Já o consumo de energia saltou 151,6% no mesmo período. A Ascenty afirma que 100% dessa energia é proveniente de fontes renováveis, mas a partir da compra de certificados.  Sergio Abela, diretor de operações de data centers da Ascenty, diz que emissões de Escopo 1 subiram em razão de uma liberação pontual de gases em uma atualização de tecnologia, o que não é recorrente.

Sobre o Escopo 2, ele afirmou que a empresa utiliza energia limpa certificada e que a expansão decorreu da ampliação do negócio..

Outra empresa avaliada foi a Elea, com sede no Rio de Janeiro. Um dos projetos da empresa envolve ao “Rio AI City”, um mega complexo da infraestrutura que terá R$ 5 bilhões em investimentos. A companhia não informa dados sobre emissões de carbono por escopos (1, 2 e 3) ou consumo hídrico em seu relatório próprio de sustentabilidade.

Em nota, a empresa afirmou que o relatório tem "como objetivo comunicar de forma mais institucional e menos técnica" e que dados sobre emissões estão no Registro Público de Emissões controlado pela FGV. Também indicou que reduziu em 22,3% suas emissões totais de CO2.

Por fim, a pesquisa analisou os dados da Scala. A empresa divulgou apenas um relatório de sustentabilidade desde 2020, quando foi fundada. De acordo com o documento, as emissões indiretas de carbono da empresa (escopo 3) aumentaram 64% entre 2022 e 2023, e, desde 2020, o crescimento das emissões totais é de aproximadamente 2.408,6%, ou seja, quase 25 vezes maior.

Faltam detalhes, no entanto, sobre consumo hídrico e energético, além de balanços sobre gestão de resíduos. A empresa não retornou o contato do GLOBO até a publicação desse texto.

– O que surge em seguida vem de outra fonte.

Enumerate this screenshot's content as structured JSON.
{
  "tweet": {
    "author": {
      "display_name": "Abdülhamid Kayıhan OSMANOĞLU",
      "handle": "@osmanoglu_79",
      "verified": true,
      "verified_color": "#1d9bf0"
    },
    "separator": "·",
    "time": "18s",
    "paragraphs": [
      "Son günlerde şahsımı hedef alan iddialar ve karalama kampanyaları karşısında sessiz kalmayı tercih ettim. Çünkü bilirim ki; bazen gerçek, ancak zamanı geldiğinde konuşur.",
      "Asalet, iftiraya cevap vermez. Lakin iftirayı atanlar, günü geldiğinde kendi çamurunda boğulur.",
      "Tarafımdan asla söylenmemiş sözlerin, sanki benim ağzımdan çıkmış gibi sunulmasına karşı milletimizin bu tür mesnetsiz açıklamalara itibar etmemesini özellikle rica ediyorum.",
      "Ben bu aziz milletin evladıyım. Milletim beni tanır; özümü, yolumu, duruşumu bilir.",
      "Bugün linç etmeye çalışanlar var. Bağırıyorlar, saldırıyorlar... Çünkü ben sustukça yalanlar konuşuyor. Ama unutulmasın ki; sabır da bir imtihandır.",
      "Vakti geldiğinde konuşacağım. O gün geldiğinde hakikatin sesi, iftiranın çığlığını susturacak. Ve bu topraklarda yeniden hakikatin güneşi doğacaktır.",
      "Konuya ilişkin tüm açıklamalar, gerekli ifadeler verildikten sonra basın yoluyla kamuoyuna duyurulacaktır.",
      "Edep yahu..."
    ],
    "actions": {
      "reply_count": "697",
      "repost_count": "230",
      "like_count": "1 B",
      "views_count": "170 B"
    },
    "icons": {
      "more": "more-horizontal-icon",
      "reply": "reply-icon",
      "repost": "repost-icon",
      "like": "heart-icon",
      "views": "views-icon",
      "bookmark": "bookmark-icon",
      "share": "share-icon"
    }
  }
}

O relatório é divulgado em um momento em que o governo brasileiro, a partir do Ministério da Fazenda, trabalha em um plano com medidas para atrair data centers para o país, tendo como atrativo local a disponibilidade de energia. Para os pesquisadores, a medida deveria vir acompanhada de exigência de transparência em dados sobre impacto, metas de eficiência e contrapartidas ambientais.

— É muito importante que a gente não busque atrair essas estruturas de política de cega como uma, política de ofertar matéria-prima barata. É muito importante a gente observar as características locais, inclusive incorporando isso nessas regulamentações— diz Felipe Silva, coordenador geral do Lapin.